Yeah, I think it's important first and foremost to level set expectations there. We won't ever see 80% of customers going and filling out a preference center, and so it's important to know that any level of collection from a preference center is success, and so it's always good to motivate, as you said, with any type of reward. Loyalty is a really good way in which we can get our most engaged customers giving us more information, and so, whether that means offers, points, some sweepstakes, maybe some gamification in there to make it fun, that's where I think we start to see a little bit more success. But also if anybody's filling it out, we're going to call that successful, because that's information coming right from the customer.
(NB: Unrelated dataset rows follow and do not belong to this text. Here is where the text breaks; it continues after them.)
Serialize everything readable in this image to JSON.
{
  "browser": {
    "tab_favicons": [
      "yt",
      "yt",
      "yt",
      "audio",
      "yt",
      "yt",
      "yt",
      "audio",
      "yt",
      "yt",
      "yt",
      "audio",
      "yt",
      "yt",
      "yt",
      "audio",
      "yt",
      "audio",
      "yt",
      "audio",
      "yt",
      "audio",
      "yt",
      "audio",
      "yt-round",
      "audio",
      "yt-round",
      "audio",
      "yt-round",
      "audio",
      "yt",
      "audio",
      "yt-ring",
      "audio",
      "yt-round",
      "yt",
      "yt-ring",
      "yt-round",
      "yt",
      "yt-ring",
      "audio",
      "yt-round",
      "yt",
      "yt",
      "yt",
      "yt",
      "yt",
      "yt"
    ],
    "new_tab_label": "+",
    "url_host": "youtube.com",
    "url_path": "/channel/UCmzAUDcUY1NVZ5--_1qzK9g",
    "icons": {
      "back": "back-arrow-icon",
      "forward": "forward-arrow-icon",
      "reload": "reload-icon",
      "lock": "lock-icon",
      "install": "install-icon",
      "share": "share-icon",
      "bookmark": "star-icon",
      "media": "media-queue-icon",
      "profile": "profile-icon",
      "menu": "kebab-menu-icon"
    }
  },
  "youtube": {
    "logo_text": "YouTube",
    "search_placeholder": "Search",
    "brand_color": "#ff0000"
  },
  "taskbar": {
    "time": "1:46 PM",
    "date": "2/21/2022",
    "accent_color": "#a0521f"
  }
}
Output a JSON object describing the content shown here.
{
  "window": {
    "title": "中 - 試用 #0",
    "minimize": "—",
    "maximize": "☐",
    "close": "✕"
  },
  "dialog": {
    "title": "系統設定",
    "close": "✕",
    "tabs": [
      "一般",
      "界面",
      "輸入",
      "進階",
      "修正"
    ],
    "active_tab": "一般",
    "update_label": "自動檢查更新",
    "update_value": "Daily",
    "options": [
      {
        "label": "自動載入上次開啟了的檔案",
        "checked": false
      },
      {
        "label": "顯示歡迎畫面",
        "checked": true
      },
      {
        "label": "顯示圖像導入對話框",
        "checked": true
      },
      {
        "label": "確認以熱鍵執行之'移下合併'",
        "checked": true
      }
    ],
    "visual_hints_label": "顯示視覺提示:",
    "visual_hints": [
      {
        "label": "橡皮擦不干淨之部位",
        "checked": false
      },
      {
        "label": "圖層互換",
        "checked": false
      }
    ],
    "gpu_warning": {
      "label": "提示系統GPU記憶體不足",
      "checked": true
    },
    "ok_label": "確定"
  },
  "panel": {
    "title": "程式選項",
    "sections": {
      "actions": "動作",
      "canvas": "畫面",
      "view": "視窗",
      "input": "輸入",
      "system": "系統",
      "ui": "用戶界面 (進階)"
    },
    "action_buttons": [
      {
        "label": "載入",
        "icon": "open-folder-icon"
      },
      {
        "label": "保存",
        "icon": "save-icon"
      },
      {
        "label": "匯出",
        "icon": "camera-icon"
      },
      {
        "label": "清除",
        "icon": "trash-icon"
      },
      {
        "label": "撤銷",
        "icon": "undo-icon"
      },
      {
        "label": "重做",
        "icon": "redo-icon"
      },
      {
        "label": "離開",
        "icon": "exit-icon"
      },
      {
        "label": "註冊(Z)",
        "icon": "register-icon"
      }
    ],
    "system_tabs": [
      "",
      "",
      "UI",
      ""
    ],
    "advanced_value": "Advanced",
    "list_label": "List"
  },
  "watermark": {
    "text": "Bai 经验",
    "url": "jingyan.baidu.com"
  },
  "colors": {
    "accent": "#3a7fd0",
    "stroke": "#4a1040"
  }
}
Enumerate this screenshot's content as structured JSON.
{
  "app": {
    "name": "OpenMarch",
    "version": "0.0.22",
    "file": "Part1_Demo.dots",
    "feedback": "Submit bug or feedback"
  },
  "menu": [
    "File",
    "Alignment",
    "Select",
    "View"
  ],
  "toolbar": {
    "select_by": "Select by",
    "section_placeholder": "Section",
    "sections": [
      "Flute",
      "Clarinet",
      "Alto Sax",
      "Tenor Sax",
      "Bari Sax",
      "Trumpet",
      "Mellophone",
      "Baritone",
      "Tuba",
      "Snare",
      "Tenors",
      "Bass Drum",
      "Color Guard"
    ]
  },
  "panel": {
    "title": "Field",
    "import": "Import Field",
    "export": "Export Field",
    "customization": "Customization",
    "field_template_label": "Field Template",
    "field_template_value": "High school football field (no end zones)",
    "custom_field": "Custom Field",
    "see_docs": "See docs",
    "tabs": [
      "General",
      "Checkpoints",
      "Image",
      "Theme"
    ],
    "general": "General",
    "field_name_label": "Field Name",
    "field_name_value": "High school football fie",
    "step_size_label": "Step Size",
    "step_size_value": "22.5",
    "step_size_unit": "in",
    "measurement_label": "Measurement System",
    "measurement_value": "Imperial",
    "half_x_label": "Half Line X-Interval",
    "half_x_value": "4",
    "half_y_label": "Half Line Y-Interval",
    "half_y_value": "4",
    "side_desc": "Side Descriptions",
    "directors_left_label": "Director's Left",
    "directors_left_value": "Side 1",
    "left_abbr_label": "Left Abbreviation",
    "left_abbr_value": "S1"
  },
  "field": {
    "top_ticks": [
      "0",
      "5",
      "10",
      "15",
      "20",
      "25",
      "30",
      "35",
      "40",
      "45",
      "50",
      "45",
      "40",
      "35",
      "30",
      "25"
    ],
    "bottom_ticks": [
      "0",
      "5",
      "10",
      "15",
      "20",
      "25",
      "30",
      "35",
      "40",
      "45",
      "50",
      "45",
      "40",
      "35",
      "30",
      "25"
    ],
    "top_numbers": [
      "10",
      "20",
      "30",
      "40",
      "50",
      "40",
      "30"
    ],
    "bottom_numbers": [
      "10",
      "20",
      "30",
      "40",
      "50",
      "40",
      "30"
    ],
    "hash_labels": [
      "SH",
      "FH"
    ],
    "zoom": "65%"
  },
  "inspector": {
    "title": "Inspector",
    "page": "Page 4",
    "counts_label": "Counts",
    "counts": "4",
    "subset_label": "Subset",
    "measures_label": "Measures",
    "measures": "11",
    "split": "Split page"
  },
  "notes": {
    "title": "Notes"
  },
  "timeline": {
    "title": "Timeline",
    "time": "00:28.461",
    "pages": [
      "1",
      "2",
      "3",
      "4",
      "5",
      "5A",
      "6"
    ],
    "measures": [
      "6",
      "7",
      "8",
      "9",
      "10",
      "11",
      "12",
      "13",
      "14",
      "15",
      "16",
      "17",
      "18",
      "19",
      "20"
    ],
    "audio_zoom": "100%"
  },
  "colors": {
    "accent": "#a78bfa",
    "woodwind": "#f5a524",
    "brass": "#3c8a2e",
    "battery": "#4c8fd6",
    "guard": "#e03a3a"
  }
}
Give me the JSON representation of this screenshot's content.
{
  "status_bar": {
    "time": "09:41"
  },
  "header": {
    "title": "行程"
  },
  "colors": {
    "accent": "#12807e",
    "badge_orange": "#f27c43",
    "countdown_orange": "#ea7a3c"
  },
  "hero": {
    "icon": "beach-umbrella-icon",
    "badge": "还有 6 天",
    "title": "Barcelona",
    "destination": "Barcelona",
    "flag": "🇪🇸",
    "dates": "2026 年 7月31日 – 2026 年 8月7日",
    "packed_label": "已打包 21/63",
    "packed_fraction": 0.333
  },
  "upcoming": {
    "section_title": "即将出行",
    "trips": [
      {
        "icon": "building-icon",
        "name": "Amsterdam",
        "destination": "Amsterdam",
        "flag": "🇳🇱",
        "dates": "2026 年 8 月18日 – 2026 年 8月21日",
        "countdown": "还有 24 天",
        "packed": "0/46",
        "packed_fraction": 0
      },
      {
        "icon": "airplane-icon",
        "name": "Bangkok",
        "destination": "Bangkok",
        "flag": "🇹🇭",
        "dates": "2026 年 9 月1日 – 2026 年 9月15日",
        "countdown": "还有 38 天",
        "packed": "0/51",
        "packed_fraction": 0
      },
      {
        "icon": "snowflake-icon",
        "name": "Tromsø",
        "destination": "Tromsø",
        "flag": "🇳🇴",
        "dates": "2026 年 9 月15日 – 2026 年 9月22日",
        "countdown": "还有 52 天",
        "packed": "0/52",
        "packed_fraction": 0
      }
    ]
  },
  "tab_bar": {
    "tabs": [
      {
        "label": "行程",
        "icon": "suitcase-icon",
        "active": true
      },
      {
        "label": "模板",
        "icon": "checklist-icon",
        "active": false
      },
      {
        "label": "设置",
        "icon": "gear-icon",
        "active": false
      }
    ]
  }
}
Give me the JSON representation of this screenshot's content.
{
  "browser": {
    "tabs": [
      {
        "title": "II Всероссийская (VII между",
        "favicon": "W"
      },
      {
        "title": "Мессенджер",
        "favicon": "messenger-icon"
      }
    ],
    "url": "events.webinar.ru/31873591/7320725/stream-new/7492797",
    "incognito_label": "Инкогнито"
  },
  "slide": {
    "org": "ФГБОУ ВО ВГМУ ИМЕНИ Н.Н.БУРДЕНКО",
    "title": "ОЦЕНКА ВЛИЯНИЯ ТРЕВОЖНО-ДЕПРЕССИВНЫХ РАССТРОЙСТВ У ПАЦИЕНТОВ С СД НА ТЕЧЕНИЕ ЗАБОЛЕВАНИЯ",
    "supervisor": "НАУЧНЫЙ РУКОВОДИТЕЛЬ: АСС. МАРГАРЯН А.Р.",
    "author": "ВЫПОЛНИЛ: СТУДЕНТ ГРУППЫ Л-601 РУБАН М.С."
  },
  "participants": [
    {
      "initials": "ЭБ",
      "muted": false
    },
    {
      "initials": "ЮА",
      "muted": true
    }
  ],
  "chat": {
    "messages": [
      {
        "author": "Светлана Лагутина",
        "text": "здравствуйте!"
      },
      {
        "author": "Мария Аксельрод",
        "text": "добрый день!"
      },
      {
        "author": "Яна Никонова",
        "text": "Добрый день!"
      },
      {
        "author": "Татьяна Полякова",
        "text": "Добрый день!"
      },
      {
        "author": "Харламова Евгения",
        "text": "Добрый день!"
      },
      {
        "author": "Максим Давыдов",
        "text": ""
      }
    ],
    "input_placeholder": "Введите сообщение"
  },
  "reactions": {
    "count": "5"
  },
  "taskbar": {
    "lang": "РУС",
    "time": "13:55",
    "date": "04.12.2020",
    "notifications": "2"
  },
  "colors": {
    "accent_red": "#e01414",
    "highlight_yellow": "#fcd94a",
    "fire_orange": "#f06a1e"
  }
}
So I think that's where you try and you have moments of reward, but you also then have to understand and rely on other information outside of the preference center.

Speaker 1:

Okay. Is there a piece of advice that you would give for brands who are looking to improve their personalization efforts? Any quick wins? Is gamification something they should consider? What should marketers be looking at if they want to kind of have more efficiency than in fact in their personalization efforts?

Speaker 2:

Yeah, I think gamification all of it should be considered. I think the quick win is to start the journey and start testing and setting executive expectations around what personalization at scale means. This is a marathon, is not a sprint, so rolling out without testing can be very dangerous. We want to really take the time to identify that for all walk run roadmap. So focus efforts on those high impact personalization moments that drive sales. And then also understanding the capacity of the team and what they can take on from that creative and the execution, and focus on doing it right. Start simple, start small, and then you can grow into it.

Speaker 1:

Okay, closing thoughts. Are there initiatives that brands should be considering or are there some new initiatives that Bayzen is looking at in 2023 that could be helping brands? And what are you guys up to? Where are you guys going?

Speaker 2:

Yeah, I think in my closing kind of thoughts and advice is, I would say, in the hunt for personalization and to that more one-to-one journey, automation will be critical and we have to move fast. So if a brand is faced with data challenges, creative challenges, execution challenges, you can't let that be the reason for not evolving. It's important to know when it's right to bring in a partner. The competition's moving fast. Everybody is moving super fast right now. Speed is critical and it's important to know when to kind of bring someone in to help.

Speaker 1:

Okay, well, kim, thank you very much for taking the time to speak of the stay. It's always interesting to hear what you guys are up to, what you're doing. It's always concise, which is always helpful. So thank you very much for sharing your perspective on customer loyalty and obviously look forward to hearing more from you and the team throughout the remainder of the year.

Speaker 2:

Absolutely. Thanks for having me, Mark.

Speaker 1:

Thank you, Eurone, for taking the time to listen today and make sure you join us back for our next edition of loyalty line. Until then, have a wonderful day.